Dear music friends,
“Can you hear the June bugs tappin’ at the screen?” Thank you for your patience with me as I continue to develop a vision for my album One Breath, which I had hoped to release in May. The work remains in progress and I keep writing new songs, so it’s either getting longer or the next album has already started to arrive! This Saturday June 9 from 7:30-9:30 I share music in Burlington, Wis., and on Saturday, June 23 I return to the Café Carpe to share the evening with my friend and fellow singer-songwriter John Stano. New songs seem likely to want to be shared at one or both of these concerts. Please visit my website (kaiafowler.com/shows) for details. Now for the musings . . .
My good friend Ken Fall recently showed me an essay he wrote, and it got me thinking about Summer. Not summer, the season, but Summer as a bigger concept, as a way of living, as a state of being. For many of us who grew up in America, summer break represents freedom and wide expanses of time for exploration and play. Most adults engage in careers, family life and other commitments that crowd out Summer, and as Ken says in his essay, vacation—no matter its length—cannot come close to creating the Summer experience of our childhoods. Yet, he argues, we can resurrect Summer for ourselves by how we choose to live in each moment and each day, through our thoughts about our lives, and through decisions we make about what we do and how we do it. (At least that is what I took away from reading his essay. I invite you to read the essay titled Manifesto for a Resurrection—posted here—and what it says to your heart.)
What did you love doing over summer break as a child? Flying kites, riding bikes, swimming at the lake? What can you do today—or this summer—that will bring you that feeling again? Our time constraints and physical limitations may alter what, when, and how we create Summer now, but they do not have to rob us of Summer completely. I am thankful that he reminded me of this opportunity to create Summer as we walk along the lakeshore path, pull weeds in our gardens, wait for tomatoes to ripen, or simply sit on the porch and breathe the warm air.
This reminder comes at an especially opportune time for me because I am in the midst of a transition year. After over 20 years of parenting as my primary life activity and main responsibility, I find that phase of my life ending abruptly. My younger son becomes an adult this summer and heads off to college in the fall. As I watch his childhood come to an end, I find myself drifting from the dock of mothering, the tether loosening, lengthening, letting go. Where will the water currents and wind carry me? Though I feel the loss inherent to endings, I hope to grieve this loss smoothly and swiftly. How much better to see this period of my life as a Summer, to be explored and relished with joy!

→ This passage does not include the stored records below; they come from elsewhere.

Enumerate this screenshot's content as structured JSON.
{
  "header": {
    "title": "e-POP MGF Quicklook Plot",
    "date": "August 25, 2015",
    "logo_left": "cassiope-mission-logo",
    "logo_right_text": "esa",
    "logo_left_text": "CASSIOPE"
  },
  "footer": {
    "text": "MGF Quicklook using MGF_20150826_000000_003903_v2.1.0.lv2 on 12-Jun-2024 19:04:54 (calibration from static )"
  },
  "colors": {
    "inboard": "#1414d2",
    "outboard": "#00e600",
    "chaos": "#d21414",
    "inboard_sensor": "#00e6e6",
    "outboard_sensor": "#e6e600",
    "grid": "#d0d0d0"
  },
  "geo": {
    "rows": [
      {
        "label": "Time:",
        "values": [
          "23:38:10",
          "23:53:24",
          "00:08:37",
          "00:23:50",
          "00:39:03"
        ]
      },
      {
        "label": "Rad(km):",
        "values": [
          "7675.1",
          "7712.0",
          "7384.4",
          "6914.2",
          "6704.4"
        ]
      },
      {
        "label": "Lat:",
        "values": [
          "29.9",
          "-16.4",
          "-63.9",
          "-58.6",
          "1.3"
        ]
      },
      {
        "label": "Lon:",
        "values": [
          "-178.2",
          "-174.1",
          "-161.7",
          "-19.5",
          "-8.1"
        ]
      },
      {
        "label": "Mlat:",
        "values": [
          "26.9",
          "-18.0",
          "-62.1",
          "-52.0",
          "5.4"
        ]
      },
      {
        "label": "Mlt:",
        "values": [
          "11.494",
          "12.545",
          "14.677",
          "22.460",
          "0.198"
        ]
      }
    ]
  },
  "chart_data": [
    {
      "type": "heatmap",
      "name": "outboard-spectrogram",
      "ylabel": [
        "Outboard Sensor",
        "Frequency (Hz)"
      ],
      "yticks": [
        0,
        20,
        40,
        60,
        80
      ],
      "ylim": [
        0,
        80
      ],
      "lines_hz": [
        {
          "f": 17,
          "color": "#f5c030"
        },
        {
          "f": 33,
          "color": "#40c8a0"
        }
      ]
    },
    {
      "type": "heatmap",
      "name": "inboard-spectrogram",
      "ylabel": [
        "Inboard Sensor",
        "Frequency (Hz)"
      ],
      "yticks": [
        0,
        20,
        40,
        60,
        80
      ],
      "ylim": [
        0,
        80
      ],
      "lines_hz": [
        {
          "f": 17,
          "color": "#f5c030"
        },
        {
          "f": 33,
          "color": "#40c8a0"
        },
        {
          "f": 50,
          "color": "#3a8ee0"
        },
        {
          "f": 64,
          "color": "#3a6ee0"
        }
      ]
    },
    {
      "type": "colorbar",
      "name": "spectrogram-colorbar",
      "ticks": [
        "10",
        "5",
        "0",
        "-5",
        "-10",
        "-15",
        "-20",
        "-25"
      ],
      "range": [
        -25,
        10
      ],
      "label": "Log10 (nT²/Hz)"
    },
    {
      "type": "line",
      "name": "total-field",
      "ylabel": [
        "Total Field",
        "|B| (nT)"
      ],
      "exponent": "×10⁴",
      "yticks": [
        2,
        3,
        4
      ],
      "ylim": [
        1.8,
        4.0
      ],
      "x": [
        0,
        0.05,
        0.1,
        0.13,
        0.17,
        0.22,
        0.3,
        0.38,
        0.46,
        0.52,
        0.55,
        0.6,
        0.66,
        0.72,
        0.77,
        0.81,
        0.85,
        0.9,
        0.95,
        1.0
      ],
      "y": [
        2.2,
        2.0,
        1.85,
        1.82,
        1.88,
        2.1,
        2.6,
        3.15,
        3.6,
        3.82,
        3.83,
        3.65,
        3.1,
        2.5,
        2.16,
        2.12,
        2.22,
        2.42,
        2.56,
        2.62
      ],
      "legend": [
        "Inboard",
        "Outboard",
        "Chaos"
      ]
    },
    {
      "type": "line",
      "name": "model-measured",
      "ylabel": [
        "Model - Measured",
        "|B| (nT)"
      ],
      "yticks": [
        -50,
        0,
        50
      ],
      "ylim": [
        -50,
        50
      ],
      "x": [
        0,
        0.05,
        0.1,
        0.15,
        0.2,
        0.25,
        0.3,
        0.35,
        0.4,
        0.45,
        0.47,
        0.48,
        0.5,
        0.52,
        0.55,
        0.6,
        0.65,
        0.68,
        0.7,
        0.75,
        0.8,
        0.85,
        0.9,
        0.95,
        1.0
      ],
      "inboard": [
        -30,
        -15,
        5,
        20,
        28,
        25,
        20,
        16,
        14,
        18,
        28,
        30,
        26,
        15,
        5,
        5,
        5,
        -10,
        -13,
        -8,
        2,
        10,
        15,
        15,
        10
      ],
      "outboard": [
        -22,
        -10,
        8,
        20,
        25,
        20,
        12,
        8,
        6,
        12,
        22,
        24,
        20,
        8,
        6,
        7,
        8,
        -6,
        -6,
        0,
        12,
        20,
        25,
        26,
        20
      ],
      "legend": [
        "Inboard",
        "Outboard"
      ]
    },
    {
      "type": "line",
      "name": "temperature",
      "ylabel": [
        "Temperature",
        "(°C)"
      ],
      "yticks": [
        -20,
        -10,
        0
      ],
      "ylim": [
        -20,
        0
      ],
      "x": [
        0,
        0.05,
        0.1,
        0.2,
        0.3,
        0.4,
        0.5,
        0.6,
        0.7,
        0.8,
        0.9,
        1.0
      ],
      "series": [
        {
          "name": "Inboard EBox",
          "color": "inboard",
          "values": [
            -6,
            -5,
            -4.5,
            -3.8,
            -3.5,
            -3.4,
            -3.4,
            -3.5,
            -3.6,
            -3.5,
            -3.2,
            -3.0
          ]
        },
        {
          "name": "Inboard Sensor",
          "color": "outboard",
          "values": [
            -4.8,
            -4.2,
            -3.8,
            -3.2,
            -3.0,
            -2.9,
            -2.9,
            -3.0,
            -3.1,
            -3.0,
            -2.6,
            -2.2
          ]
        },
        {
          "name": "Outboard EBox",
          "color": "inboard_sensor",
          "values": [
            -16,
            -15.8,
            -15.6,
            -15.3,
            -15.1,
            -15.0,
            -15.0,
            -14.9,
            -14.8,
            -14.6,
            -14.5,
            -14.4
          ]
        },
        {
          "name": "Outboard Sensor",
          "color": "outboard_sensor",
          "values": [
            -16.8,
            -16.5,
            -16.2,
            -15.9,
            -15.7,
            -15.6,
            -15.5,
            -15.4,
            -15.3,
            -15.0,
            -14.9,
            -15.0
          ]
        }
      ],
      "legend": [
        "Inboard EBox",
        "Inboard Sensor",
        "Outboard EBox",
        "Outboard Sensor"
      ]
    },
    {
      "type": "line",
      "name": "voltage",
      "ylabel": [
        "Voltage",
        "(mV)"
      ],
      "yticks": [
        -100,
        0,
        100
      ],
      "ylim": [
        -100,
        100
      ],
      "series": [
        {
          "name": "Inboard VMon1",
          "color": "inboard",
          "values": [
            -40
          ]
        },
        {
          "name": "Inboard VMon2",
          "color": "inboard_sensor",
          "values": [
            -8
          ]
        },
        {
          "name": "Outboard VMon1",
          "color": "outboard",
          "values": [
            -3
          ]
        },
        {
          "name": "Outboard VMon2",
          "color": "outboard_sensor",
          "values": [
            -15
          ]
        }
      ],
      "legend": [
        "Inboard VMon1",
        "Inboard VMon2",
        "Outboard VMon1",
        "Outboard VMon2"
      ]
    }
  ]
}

I hesitate to express any longing for freedom and life exploration because it makes it sound like I view parenting as drudgery, as unwelcome labor, and I do not. I feel no longing to be free of mothering. Just as when I was a child, I didn’t chafe to be free of the school year. I always loved schoolwork. During summer break, I looked forward to fall when school would start again. I relished the sense of purpose and achievement school provided. Likewise, I have always loved the work of mothering my children (even if there were some moments I didn’t much like!). Mothering is good work, creative work, hard work, and I feel grateful I was given the chance to do it. What I mean when I say it’s better to see this time as Summer, is that I choose to approach the changes in my life with play. I know I have other good work to do in this life, and I look forward to approaching it with a sense of abundance.
So, as I feel the sorrow of goodbye, still my heart leaps with all the promise of the open sea and the seaworthy vessel of my life. I continue, now mothering adult children, and still singing and writing songs and sharing them with the world, doing my part, earning a living, loving my family and friends and the strangers I pass on the street. I am thankful to Ken for the reminder that Summer hovers within reach in this moment, a thought, a feeling, a perspective away. Wishing all of you a lovely summer, and many wonderful experiences of Summer now and always!
In sunshine and in summer storms,
I am reminded as I write this that—for children who live in poverty—summer break doesn’t represent freedom and play. Children living in food insecure households face higher risk of hunger in the summer, as they no longer have access to free or reduced priced lunches at school. There are some summer food programs, and local food pantries help. As important as government assistance programs like SNAP (food stamps) and WIC are to families and our economy, they provide an insufficient safety net. So, if you’re interested, FeedingAmerica.org provides some great ideas for getting involved in ending hunger. They don’t have all food pantries listed, though, so I recommend people look to their local county social services office if you or someone you know is in need. Wishing abundance for everyone!